Turkish military control of Kirkuk and Mosul will envelop the Iraqi Kurds, effectively choking off the emergence of a Kurdish state.

On August 20 this sentiment was framed for the first time as official Turkish policy by Defense Minister Sabahattin Cakmakoglu's statement claiming "It is an area which had been forcibly separated, ...Northern Iraq is under our safekeeping." (AP August 23, 02) The Iraqi Kurdish leader of the KPD Masoud Barzani responded to the threat of Turkish military occupation of northern Iraq pledging to fight the Turks in Iraq and to turn the region into the Turks' "graveyard." The Turkish daily Milliyet August 22 warned the KPD leader that he "does not have the luxury to lose the support of Turkey." And pointing to Turkey's strong ties with Washington, "It would be very useful for the US to remind him of this again."

The Turkish intervention in Iraq

Those who doubt the likelihood of US support for Turkish military intervention in Iraq should consider two points:

1) Turkey's involvement would give the occupation forces in Iraq a multinational character. Turkey is currently providing troops in Afghanistan. The so-called "green helmets," because of Turkey's Islamic background, could similarly be given the label of "peacekeepers" in Iraq. A British and US occupation of Iraq will be greatly enhanced by Turkey's participation.

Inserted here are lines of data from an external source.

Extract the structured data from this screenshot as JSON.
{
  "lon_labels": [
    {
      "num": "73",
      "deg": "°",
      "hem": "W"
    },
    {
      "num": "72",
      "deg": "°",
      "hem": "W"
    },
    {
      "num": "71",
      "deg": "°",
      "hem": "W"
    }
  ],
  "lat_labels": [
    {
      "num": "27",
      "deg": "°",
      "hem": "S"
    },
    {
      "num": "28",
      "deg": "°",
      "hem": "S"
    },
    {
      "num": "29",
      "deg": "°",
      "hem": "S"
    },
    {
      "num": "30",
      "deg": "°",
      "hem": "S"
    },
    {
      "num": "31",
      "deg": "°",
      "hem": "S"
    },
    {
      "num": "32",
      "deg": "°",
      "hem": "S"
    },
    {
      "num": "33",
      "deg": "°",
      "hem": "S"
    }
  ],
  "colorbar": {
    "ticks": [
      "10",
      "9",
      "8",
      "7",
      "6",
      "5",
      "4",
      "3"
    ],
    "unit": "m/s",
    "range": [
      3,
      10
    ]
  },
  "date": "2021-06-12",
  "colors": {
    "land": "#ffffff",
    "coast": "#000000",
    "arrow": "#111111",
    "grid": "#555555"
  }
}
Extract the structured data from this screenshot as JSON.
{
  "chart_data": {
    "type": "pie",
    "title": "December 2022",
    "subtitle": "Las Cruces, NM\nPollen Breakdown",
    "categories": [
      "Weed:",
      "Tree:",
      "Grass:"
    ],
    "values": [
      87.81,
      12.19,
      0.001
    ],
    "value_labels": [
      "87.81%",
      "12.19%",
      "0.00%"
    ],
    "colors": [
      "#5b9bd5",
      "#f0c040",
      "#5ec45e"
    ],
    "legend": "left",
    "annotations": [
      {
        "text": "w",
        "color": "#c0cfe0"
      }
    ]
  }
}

2) The US has an established record of supporting massive Turkish military incursions into northern Iraq in recent years. On December 31,1996 a US and Turkey agreement approved the further use of Incirlik airbase for the US and British patrols over Iraq on the condition that the stated mission of the "no-fly-zone" over northern Iraq be changed. Until then Operation Provide Comfort claimed a humanitarian mission of protecting the Kurds of northern Iraq. This was changed to Operation Northern Watch where the parameters of the new mission omitted any mention of protecting anyone. The new mission calls simply for the "containment" of Iraq.

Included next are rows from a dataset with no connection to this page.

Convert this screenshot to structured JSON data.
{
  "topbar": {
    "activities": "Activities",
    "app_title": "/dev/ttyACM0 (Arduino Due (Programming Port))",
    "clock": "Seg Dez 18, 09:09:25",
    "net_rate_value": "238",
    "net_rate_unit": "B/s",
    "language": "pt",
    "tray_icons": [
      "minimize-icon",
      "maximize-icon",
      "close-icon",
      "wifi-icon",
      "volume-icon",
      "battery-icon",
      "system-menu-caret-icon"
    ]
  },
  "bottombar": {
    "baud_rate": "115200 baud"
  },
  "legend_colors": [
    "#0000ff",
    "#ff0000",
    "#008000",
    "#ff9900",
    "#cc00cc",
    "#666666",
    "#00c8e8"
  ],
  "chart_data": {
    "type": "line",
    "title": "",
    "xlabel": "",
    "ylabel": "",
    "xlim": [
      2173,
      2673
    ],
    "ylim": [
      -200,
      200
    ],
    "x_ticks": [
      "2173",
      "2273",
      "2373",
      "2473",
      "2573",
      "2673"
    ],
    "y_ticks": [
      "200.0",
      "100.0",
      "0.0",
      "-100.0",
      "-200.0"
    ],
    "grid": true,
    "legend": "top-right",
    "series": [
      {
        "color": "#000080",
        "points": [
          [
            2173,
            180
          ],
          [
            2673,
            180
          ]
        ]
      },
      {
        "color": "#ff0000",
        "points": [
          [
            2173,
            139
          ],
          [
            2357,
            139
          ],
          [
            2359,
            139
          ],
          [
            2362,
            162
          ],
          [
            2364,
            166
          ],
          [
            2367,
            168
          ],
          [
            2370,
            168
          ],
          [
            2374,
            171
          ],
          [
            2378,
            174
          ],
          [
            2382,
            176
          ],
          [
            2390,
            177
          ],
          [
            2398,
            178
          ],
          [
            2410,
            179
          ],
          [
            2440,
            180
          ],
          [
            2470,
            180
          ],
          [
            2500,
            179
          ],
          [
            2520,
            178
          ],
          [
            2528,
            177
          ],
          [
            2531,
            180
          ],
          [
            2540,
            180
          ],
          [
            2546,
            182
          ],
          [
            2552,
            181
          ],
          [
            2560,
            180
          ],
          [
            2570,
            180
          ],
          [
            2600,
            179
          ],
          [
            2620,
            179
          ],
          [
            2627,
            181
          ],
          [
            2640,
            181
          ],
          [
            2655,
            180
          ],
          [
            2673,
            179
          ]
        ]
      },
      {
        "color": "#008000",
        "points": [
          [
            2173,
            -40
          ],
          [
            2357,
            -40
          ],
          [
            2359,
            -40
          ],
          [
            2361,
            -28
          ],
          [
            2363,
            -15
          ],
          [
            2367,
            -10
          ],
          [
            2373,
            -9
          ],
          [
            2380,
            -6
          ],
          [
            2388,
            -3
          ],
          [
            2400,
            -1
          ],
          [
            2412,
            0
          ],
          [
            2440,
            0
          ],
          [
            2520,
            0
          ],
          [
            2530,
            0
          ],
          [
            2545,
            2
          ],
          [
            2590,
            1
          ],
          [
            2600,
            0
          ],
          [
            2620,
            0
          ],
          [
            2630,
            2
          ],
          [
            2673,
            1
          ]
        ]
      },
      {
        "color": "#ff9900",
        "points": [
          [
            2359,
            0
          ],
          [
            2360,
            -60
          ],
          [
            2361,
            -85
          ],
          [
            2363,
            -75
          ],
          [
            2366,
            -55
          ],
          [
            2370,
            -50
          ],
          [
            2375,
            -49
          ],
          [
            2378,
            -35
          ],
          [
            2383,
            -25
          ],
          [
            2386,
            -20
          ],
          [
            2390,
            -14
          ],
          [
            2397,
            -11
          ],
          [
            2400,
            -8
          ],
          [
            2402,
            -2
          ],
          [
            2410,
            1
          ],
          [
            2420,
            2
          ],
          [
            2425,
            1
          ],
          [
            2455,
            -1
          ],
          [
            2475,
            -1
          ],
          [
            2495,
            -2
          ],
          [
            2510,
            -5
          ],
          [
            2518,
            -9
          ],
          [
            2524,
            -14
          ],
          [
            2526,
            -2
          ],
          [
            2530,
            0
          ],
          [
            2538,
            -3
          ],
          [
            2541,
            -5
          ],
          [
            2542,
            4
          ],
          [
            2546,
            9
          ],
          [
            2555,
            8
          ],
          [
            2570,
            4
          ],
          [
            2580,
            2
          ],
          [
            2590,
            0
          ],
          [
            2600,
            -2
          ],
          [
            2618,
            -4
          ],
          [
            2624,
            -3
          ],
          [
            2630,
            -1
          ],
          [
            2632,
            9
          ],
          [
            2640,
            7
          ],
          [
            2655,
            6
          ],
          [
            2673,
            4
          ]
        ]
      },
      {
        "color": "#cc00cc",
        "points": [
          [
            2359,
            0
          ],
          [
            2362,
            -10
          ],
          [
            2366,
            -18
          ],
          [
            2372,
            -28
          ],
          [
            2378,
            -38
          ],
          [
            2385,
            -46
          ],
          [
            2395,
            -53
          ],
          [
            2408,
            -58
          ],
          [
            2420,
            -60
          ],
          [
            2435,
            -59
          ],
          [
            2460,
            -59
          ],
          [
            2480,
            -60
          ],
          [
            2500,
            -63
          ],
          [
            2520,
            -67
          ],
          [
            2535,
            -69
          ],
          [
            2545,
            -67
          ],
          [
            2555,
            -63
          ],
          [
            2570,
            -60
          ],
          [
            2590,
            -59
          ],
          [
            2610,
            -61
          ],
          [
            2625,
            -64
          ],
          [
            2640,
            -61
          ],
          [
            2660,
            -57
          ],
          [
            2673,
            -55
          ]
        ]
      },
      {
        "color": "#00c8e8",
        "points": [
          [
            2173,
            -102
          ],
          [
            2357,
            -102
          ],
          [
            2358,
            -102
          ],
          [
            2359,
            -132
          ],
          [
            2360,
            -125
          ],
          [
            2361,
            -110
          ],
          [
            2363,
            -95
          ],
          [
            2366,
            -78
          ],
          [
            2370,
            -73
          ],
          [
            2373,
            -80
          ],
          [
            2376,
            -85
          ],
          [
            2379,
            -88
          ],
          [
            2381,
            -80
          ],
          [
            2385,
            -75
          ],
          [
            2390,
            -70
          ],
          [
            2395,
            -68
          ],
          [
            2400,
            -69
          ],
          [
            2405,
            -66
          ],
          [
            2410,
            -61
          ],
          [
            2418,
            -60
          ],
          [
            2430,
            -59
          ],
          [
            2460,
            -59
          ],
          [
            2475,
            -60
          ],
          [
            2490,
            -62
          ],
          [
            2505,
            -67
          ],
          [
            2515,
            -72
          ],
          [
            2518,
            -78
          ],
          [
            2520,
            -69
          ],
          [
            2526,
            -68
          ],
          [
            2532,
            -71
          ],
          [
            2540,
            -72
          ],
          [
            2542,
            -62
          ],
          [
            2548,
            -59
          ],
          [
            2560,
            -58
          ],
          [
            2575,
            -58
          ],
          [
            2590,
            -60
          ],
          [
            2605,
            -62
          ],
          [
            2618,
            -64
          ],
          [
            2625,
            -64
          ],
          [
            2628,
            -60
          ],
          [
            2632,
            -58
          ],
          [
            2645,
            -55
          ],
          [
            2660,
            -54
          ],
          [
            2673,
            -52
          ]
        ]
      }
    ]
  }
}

US support for Turkish invasions of Iraq


In September of 1997, 15,000 Turkish troops crossed into Iraq supported with armor and helicopters against Kurdish separatists. Since then there have been repeated military incursions by Turkey of similar scale into northern Iraq.

These violations of Iraqi sovereignty enjoy the aircover of the US and British warplanes from Operation Northern Watch. The Turkish moves against the Kurds in Iraq also have the diplomatic support of the US (See April 18, 2001, State Department press conference with the US Iraq Coordinator, Mr. Ricciardone). As of September 10, 2002 Reuters reports that 5,000 Turkish troops are currently deployed in Iraq.

The Iraqi northern border has become a political fiction. The erosion of Iraqi sovereignty through the US and British control of its northern airspace and the Turkish interventions have effectively erased the internationally recognized border.

Military intervention in northern Iraq is not a strategic option for Turkey. It is an established fact. What is debatable is the extent of the future Turkish military intervention in northern Iraq.

An ethnic war for oil in Iraq


A US attack on Iraq and a corresponding escalation of Turkish intervention in northern Iraq will initiate a new ethnic war in Kurdistan. The threats between Turkey and the Iraqi Kurdish leader continue to escalate. Turkish Prime Minister Ecevit stated this month, "Kurdish leaders in Iraq, especially Barzani, have airs of, 'Well, the United States will not abandon us.' This is very ugly and rocks our relations... It's impossible for us to stomach this." (Reuters, September 12)

There can be no accommodation between the demands of the Iraqi Kurds and Turkey. Turkey's vital participation in the US attack on Iraq is conditioned on Washington promoting their interests alone. They insist the spoils of war on Iraq go to them, not the Iraqi Kurds. The stage is set for an ethnic war over the oil of northern Iraq.